Java Sound. Eine Einführung  toc




Digital Audio Basics


Digital Audio is simply sound represented with numbers. It is categorized by an audio signal that is processed as binary data. Binary data is simply information stored in a format used by electronics (zeros and ones, positive/negitive, true/false, pits/platues, ...you get the idea). Examples of digital audio include Compact Discs, DATs, computer memory, and hard disk recorders. These mediums all use a binary system to represent an audio signal with numbers.

A digital audio recording is stored as a set of amplitude (volume) samplings. Each sample represents the amplitude of the audio signal at the time that it was recorded. Below is the same signal represented in both analog and digital forms. Each dot in the digital signal represents one sample.

Sample Rate - The amount of time between audio samples determines the quality of the reproduction. This is called the sample rate, that is the rate at which each sample is recorded. The sample rate is usually described in terms of cycles per second (Hertz/Hz) or thousands of cycles per second (Kilohertz/kHz). Compact Discs use a sample rate of 44.1 kHz, so it contains 44,100 samples for every second of digital audio. In fact, it is actually double that because CDs are in stereo so they must contain two channels of audio samples.

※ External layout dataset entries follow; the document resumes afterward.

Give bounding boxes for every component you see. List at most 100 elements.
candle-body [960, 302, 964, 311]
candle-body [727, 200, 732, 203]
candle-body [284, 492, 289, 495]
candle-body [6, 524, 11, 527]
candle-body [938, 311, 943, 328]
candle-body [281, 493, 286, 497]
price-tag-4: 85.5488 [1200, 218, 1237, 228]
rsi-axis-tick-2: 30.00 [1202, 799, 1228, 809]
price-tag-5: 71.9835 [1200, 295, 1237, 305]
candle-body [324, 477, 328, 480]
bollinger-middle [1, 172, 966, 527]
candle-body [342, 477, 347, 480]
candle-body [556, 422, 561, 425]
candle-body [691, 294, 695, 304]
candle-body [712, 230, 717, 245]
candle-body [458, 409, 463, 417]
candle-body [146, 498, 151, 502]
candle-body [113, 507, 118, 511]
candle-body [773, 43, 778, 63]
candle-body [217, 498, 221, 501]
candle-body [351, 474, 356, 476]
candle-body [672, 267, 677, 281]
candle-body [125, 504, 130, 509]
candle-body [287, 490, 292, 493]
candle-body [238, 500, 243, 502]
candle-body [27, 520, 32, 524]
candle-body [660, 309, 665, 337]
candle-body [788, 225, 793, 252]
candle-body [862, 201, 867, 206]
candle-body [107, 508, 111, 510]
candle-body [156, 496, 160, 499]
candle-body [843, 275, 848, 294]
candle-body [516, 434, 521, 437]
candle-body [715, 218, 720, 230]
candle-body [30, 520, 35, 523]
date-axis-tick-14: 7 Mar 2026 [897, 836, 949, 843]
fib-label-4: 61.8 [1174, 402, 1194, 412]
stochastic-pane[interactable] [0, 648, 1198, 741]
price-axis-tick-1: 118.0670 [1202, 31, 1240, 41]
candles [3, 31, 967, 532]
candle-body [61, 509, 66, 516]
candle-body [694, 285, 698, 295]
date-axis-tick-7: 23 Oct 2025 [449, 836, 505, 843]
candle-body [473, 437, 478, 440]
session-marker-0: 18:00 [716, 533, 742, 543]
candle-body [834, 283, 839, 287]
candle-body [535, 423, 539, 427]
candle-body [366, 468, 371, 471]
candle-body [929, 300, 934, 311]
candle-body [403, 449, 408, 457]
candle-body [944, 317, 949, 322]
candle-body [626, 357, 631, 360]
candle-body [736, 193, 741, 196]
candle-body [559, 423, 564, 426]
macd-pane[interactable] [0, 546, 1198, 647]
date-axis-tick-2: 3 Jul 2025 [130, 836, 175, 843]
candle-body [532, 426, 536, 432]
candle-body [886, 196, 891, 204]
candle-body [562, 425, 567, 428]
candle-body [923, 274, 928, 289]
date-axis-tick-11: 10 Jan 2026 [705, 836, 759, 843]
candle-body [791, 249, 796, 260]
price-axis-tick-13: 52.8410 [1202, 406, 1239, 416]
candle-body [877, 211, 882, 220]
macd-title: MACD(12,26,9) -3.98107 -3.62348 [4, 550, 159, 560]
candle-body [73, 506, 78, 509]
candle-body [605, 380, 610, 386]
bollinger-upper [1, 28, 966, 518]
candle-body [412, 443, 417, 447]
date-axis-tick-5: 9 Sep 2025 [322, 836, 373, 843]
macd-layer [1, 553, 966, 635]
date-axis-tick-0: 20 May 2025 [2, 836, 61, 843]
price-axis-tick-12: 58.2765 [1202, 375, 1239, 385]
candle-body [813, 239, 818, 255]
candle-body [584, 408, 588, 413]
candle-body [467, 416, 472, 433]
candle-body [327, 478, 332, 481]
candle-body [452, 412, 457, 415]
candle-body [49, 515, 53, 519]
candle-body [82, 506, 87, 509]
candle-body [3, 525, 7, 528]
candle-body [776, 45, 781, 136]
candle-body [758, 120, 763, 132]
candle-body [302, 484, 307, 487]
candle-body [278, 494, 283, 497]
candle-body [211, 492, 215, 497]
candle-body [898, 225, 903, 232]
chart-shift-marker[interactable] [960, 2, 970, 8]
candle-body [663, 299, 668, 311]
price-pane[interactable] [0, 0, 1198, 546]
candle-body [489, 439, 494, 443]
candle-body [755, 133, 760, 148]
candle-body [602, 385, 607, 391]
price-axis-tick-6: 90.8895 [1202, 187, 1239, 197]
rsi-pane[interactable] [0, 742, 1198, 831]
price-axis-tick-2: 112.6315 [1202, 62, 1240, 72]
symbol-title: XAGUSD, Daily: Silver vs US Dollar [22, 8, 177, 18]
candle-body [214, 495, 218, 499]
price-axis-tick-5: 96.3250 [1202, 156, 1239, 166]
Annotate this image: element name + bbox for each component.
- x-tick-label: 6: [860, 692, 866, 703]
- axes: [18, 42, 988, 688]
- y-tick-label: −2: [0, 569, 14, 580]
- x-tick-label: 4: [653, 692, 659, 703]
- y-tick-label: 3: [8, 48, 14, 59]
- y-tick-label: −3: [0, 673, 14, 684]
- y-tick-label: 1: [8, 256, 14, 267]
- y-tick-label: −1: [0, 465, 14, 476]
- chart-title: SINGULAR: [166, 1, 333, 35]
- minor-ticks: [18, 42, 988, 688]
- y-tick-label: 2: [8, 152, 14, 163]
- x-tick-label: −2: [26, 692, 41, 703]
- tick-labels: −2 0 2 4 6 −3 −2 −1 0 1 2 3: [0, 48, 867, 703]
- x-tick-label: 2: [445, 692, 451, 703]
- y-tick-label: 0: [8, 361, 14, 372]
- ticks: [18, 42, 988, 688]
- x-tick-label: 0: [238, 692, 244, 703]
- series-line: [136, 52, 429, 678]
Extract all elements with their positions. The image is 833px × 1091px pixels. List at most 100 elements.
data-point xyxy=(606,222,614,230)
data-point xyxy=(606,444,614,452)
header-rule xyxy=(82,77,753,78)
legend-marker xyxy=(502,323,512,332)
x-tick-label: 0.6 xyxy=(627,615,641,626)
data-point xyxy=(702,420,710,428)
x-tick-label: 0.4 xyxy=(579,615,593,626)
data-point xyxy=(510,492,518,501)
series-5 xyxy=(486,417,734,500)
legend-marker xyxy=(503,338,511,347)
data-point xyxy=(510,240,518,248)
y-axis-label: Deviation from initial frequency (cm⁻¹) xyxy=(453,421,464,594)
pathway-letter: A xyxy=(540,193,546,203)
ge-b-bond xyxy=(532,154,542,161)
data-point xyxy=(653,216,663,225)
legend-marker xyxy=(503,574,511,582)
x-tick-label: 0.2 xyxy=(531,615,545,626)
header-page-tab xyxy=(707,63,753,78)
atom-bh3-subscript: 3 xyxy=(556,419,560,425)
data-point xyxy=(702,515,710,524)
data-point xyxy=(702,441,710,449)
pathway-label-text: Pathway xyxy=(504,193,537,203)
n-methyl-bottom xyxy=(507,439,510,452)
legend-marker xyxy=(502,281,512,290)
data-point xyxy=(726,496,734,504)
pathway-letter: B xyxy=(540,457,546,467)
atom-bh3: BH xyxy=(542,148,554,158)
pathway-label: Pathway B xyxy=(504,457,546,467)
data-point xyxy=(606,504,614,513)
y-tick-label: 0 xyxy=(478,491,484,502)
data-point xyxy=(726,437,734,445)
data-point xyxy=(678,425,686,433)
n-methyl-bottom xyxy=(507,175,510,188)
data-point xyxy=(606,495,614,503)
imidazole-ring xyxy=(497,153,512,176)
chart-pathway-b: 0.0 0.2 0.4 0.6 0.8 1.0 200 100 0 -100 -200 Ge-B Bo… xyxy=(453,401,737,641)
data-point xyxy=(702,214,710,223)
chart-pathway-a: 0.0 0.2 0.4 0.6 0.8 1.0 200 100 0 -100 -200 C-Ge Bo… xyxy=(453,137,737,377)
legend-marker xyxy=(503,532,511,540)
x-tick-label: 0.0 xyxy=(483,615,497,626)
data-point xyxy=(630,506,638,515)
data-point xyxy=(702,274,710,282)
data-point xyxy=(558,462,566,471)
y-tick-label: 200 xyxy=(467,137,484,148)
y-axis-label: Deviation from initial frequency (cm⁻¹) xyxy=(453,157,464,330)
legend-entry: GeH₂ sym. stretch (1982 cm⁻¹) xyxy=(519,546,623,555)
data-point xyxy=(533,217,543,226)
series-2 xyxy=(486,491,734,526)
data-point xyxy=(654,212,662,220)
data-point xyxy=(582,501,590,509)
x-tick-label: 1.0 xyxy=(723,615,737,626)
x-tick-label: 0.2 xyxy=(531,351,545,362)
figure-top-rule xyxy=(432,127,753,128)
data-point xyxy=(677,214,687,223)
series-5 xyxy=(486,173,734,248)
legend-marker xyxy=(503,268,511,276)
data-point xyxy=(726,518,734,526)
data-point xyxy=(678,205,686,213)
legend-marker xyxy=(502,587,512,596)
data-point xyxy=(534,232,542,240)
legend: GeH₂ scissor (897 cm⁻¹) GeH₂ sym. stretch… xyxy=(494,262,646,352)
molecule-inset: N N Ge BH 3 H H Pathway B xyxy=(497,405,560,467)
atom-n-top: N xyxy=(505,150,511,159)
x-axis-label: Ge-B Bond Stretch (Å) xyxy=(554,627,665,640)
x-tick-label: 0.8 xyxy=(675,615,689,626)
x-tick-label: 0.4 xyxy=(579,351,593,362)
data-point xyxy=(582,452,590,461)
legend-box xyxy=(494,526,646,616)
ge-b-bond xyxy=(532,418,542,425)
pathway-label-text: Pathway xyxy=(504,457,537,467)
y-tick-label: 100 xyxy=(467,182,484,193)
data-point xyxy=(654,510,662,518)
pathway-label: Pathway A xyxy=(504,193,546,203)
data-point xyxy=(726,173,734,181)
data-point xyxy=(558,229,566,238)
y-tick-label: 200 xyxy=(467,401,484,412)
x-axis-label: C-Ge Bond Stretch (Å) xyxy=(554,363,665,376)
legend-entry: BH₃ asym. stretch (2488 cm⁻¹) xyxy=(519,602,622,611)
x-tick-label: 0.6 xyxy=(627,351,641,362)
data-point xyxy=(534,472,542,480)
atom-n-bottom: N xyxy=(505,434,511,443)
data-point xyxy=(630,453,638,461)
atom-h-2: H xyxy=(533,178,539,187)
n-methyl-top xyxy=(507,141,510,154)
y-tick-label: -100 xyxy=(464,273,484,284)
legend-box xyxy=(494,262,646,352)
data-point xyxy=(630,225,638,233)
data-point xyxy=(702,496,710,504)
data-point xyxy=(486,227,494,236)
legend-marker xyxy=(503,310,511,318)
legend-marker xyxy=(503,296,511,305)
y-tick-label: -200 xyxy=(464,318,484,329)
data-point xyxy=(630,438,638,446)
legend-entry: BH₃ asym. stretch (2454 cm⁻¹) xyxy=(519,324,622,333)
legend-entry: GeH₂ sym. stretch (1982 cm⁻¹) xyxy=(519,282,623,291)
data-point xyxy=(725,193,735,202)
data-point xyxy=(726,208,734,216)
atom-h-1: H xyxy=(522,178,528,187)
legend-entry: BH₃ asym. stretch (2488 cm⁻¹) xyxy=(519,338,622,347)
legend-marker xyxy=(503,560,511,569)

Sample Resolution - Another factor which influences the sound quality of a digital audio signal is the resolution. Sample resolution is also known as the bit-depth because it is determined by the number of bits used to represent one sample's amplitude. An 8-bit sample resolution provides relatively poor sound quality because it allows only 256 (2 to the 8th power) possible amplitude values for each sample. Samples with a very close amplitudes will be represented with the same value once recorded digitally. Standard audio CDs use a sample resolution of 16-bits which provides 65,536 (2 to the 16th power) possible values which will reproduce an audio signal more accurately than 8-bit.